La diffusione del nuovo Coronavirus continua ad allarmare tutti i Paesi e anche se in un primo momento sembrava che la comunità cinese palermitana non avesse subito le conseguenze dell'allarme generale con il passare dei giorni la situazione è cambiata. "Quasi tutti presi dalla preoccupazione - denuncia il presidente dalla Consulta delle Culture, Ibrahima Kobema - manifestano un comportamento ostile nei confronti di quello è cinese, dai ristoranti ai negozi, compresi gli stessi cittadini che stanno vivendo momenti difficili. Nelle scuole e all'Unipa, poi, gli studenti di origini cinesi sono vittime di isolamento in quanto nessun li vuole avvicinare".

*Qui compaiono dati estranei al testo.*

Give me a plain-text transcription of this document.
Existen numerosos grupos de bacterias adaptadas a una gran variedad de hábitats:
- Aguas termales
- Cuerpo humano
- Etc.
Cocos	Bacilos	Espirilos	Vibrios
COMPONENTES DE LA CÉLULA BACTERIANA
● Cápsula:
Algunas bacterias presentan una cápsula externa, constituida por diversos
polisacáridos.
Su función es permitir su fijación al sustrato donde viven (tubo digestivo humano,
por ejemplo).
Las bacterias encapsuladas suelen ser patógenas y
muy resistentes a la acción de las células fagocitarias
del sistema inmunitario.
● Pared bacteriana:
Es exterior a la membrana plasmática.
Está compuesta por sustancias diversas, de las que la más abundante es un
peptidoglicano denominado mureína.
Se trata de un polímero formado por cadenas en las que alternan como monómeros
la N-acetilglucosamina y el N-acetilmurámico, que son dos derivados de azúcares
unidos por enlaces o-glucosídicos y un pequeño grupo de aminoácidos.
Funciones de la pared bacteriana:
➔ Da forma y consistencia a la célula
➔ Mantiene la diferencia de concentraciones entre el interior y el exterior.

Per "pacificare gli animi e dimostrare la solidarietà e vicinanza dell'amministrazione comunale alla comunità cinese che è ormai una componente fondamentale della città di Palermo" si è tenuto a Palazzo delle Aquile un incontro tra il presidente della comunità cinese, Han Guangrong, il sindaco Leoluca Orlando, e lo stesso Kobema. Presente anche una delegazione di cittadini cinesi.

"Constatiamo con tristezza la psicosi che anima la nostra società da quando è iniziato il fenomeno del Coronavirus - aggiunge Kobena - Vista la situazione ogni giorno più critica, dobbiamo fare qualcosa per evitare ulteriori gravissime forme di discriminazione".